Hello! I’m Cristiano Ferreira, one of the Developer Relations Engineers at Oculus. One of my team’s primary responsibilities is to help game developers optimize their games to run as efficiently as possible on all of our hardware offerings. In my experience getting Oculus Rift ports to run at perf on Oculus Quest, i’ve found quite a few easily identifiable rendering patterns that could help point towards opportunities for optimization on both the render thread and GPU. The following will show you how to identify issues and how to alleviate them. If you haven’t checked out the previous articles in the series, see the links below:
Forward rendering is rather straightforward... ha! Sorry. Forward rendering simply draws the mesh that you dispatch via draw call and renders directly to the frame buffer. Lighting is calculated in the fragment and/or vertex shaders and applied to the model in the draw call it is issued. The negative effect of this method is that dynamic / important lights may require additional passes. GPU cost is determined by the amount of geometry per-model, the amount of required passes and the lighting model complexity where in deferred rendering, lighting is calculated in screen space.
Deferred Rendering basically means that you defer lighting calculations until after you complete your base pass. The base pass in deferred rendering is different than the base pass in forward rendering in that you are writing to multiple render targets called a Gbuffer (geometric buffer). The Gbuffer contains multiple render targets that define albedo (color), normals, roughness values, etc., really anything you need to calculate lighting without the need to re-run the model through the graphics pipeline. The next phase after writing all of these values is to do a lighting pass in screen space using the previously generated g-buffer. The benefit to this method is that lighting calculations are done in screen space which decouples geometric complexity from lighting. The issue with deferred rendering is that in the lighting pass phase you need to resolve however many render targets are in your GBuffer which can eat up nearly half of your frame budget alone. This doesn’t even include the lighting pass which is fairly expensive since you need to calculate lighting for each pixel on the very high-resolution Oculus Quest screen. Forward rendering is the move!

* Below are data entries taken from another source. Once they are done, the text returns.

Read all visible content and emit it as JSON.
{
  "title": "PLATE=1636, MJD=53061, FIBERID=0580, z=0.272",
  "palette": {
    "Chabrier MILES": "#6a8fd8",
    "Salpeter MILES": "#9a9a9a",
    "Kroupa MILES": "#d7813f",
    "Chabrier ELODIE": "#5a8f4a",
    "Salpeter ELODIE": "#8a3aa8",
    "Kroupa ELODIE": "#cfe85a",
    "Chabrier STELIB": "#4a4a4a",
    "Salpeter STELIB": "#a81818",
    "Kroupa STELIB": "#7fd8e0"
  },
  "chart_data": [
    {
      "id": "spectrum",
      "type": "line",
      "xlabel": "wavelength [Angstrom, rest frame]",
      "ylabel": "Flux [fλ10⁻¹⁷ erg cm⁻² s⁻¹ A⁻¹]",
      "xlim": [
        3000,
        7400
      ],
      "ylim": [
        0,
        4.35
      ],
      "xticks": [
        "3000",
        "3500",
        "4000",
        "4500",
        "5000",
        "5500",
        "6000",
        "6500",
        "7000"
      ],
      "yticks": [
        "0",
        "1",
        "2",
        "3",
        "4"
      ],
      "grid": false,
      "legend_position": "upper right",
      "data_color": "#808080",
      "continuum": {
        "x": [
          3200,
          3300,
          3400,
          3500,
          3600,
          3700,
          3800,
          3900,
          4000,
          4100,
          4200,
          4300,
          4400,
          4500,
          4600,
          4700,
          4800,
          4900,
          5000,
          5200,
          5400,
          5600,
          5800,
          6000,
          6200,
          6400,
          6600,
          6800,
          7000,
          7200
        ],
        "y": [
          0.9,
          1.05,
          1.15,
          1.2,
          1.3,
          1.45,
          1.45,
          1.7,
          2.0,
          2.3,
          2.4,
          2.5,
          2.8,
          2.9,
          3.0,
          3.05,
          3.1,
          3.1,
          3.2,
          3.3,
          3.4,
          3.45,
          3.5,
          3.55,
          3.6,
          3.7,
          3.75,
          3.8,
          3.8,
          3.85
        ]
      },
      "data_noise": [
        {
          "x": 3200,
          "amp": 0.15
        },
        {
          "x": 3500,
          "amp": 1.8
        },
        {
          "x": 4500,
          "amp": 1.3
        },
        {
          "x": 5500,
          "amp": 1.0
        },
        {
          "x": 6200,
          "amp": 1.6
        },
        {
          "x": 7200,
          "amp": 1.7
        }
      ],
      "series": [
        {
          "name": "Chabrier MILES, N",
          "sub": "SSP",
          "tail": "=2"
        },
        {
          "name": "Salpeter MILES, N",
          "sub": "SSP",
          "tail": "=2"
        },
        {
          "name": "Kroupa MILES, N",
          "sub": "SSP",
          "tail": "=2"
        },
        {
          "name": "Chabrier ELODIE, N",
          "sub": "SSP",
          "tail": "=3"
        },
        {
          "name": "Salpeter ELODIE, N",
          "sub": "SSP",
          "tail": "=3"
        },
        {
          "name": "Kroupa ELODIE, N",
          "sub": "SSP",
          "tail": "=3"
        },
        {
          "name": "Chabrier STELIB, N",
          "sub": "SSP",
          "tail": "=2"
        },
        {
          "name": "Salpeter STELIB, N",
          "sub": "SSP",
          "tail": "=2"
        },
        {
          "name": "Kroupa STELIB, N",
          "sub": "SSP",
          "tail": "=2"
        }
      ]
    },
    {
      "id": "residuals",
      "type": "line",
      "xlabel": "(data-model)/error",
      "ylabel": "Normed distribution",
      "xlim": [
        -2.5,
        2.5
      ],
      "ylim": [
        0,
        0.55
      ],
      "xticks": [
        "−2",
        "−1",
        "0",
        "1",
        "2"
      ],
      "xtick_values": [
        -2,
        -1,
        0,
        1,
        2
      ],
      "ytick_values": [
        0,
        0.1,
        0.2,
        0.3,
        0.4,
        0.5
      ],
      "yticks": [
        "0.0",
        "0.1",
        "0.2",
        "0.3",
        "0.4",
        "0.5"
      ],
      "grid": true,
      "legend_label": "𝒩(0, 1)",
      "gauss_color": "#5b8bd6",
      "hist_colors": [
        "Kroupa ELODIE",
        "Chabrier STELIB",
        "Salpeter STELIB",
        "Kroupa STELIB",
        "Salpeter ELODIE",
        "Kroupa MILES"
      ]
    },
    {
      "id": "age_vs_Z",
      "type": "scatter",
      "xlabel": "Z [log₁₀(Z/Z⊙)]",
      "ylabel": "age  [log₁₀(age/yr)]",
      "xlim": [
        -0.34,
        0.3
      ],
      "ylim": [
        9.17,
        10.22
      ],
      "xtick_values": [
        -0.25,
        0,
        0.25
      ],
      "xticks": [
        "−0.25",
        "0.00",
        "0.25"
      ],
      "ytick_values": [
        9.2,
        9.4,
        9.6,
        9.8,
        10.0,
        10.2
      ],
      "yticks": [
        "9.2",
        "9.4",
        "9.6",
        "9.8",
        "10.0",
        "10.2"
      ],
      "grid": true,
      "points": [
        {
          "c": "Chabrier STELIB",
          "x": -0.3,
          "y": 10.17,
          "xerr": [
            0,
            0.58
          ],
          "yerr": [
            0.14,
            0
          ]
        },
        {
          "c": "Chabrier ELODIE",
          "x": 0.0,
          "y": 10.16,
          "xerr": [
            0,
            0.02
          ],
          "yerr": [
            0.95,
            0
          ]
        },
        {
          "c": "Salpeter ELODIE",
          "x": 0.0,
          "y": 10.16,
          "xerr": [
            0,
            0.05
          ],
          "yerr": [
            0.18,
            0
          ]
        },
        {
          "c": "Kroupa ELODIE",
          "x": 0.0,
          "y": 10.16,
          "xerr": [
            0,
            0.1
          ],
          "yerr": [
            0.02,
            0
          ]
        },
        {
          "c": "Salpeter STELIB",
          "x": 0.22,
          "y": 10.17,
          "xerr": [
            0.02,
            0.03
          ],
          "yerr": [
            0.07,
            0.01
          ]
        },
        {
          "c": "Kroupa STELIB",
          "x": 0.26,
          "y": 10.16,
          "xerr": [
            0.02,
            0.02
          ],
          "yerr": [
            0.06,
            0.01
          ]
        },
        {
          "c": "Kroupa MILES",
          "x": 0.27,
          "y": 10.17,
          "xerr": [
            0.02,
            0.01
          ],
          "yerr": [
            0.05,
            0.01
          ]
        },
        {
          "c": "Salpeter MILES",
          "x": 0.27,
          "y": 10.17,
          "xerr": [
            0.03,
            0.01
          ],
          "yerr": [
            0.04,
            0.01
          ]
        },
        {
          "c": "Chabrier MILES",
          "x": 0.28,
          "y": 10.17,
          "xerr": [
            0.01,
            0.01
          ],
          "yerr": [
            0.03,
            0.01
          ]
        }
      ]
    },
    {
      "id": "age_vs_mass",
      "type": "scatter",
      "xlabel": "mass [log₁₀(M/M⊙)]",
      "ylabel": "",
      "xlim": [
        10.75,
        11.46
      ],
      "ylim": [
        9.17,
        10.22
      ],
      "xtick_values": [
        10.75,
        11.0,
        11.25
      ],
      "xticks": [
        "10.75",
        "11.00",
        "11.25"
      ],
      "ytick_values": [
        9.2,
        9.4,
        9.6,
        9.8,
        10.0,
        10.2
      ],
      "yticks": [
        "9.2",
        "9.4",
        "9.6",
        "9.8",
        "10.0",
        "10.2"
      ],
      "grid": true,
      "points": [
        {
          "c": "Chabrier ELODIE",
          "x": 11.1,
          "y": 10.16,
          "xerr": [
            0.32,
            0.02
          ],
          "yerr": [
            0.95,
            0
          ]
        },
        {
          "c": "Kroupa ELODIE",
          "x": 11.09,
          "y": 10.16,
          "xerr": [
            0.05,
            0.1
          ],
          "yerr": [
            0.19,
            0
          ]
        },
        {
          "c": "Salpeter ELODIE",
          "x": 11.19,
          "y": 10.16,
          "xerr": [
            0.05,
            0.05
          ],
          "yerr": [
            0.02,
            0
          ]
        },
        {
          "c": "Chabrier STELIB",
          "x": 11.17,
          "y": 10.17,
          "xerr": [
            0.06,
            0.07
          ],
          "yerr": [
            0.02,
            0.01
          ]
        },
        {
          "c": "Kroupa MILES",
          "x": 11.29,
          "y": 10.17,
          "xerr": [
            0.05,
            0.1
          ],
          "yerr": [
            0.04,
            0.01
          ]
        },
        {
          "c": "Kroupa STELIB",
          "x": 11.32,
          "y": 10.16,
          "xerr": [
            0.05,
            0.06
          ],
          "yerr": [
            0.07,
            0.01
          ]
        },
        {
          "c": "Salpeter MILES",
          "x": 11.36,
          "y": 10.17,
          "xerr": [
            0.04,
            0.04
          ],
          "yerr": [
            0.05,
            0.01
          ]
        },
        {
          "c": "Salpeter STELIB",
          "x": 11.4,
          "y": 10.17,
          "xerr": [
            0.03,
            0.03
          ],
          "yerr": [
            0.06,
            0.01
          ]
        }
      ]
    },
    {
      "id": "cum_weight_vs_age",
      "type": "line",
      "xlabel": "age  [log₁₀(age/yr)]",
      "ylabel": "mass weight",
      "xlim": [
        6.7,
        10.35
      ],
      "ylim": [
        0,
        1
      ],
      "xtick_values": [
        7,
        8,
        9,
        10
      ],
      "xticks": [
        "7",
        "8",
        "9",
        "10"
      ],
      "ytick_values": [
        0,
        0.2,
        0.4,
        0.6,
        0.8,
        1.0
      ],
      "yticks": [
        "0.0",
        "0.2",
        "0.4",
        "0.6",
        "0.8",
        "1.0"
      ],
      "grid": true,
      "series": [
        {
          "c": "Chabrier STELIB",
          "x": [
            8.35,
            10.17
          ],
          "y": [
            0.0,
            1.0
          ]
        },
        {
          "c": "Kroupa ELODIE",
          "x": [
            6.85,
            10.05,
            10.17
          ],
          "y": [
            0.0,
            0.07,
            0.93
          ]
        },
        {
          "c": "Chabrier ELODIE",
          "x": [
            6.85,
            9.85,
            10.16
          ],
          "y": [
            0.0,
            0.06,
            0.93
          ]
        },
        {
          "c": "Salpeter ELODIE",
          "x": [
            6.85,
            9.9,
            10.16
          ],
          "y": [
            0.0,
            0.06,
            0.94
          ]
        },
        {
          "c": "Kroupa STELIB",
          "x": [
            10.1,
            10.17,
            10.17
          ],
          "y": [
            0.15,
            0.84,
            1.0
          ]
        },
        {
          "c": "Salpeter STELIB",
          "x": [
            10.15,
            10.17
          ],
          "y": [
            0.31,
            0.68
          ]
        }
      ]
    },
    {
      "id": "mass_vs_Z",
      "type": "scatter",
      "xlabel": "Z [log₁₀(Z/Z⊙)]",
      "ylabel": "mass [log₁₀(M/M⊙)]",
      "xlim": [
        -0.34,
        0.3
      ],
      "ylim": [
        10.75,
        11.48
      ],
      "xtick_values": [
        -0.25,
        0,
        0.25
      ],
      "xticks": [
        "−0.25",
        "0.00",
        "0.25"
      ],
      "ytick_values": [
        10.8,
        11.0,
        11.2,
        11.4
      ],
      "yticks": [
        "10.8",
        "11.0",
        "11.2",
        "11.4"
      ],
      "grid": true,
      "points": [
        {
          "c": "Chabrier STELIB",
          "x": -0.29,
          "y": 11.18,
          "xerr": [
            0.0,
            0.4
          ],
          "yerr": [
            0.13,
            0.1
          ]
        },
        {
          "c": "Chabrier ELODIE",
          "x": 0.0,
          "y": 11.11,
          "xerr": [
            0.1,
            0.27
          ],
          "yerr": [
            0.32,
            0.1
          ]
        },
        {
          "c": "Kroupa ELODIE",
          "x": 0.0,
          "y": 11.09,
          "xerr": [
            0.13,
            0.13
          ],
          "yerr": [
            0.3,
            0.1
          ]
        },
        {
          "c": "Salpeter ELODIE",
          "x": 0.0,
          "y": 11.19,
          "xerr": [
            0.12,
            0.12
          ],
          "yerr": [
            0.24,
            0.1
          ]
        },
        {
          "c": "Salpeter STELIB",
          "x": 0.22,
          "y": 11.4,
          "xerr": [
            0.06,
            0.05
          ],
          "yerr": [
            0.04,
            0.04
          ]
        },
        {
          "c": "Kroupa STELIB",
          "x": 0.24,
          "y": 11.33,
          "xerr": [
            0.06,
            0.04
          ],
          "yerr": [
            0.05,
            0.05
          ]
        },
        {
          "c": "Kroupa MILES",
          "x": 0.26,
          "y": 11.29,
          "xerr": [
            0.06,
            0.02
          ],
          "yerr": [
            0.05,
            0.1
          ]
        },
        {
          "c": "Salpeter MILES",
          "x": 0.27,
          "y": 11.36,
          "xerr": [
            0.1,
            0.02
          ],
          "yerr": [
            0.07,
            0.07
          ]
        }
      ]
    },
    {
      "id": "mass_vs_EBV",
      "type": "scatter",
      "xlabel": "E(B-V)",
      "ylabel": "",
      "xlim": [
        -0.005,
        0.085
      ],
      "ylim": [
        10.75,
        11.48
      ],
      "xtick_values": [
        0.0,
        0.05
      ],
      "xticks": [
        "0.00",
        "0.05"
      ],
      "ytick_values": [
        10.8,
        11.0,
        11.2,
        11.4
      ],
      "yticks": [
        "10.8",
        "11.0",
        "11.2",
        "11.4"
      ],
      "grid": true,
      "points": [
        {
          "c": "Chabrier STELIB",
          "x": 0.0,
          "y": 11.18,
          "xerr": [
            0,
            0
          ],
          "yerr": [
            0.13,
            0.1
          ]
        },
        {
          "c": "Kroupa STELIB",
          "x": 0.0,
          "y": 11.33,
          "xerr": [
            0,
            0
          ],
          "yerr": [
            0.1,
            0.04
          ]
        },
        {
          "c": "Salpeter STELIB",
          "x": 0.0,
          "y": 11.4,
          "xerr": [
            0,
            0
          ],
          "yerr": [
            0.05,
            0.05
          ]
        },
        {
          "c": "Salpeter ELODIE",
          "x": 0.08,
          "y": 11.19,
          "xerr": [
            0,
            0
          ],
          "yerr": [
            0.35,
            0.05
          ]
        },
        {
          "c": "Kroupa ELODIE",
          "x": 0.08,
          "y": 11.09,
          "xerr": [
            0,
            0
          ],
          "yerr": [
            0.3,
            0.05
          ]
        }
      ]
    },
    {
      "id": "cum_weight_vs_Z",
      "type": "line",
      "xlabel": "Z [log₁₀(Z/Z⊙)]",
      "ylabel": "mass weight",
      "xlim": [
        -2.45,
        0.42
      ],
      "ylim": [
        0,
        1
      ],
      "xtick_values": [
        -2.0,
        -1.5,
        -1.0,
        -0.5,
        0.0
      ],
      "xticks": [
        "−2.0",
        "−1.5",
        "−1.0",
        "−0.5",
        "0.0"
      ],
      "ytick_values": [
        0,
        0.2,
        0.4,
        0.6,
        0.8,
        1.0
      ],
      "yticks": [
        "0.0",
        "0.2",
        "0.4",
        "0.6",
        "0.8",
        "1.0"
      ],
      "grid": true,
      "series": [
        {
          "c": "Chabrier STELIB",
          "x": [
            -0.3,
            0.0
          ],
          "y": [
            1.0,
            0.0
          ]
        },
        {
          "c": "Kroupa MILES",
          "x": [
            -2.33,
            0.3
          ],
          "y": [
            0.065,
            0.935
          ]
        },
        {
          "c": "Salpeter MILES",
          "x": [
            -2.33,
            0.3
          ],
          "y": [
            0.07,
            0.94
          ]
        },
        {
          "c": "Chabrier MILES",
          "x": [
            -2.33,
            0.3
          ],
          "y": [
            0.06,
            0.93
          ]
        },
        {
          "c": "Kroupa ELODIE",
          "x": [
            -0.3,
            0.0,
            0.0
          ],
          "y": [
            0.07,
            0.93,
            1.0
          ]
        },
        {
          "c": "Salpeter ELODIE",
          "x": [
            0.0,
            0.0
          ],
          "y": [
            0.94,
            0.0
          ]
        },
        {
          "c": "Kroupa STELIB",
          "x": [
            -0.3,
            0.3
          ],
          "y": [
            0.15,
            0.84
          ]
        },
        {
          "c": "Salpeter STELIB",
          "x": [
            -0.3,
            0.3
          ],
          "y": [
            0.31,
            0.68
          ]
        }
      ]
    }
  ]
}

The above RenderDoc screenshot shows a capture of a game using the deferred rendering method. The arrows show each of the render targets that are all drawn to for each individual draw call. These render targets are then used as input textures for the lighting calculation. For comparison, see the RenderDoc capture of a game using the forward rendering method below:
References: Forward + Deferred Rendering
The generated shader bytecode for each draw call can be viewed within RenderDoc to see exactly what your shader compiles into. The best way to optimize is to look at draw calls that take a relatively high amount of time to complete if geometry count is low and there isn’t a crazy amount of pixel coverage. The more you use RenderDoc the more you start to get a sixth sense for where to look. Developers I work with have found that between 25-50 instructions is generally a sweet spot for shaders to achieve desired look while keeping performance optimal, but you really need to consider the amount of complex math instructions, texture lookups and potential pixel coverage. In general, it’s recommended to make a limited set of uber shaders to maximize batching and minimize setpass / pipeline changes. A side benefit is that you only have to worry about the generated code for a small set of shaders at a time. When using a limited set of uber shaders, performance enhancements of only those few shaders propagates to all meshes in those logical groups. For instance, if your game takes place in a city, you can have an environment shader for buildings, concrete sidewalks, roofs, etc. and another for skinned characters. This will also allow you to easily merge meshes and create mesh LODs (level of detail) / HLODs (hierarchical level of detail) without worrying about the pipeline state breaking them.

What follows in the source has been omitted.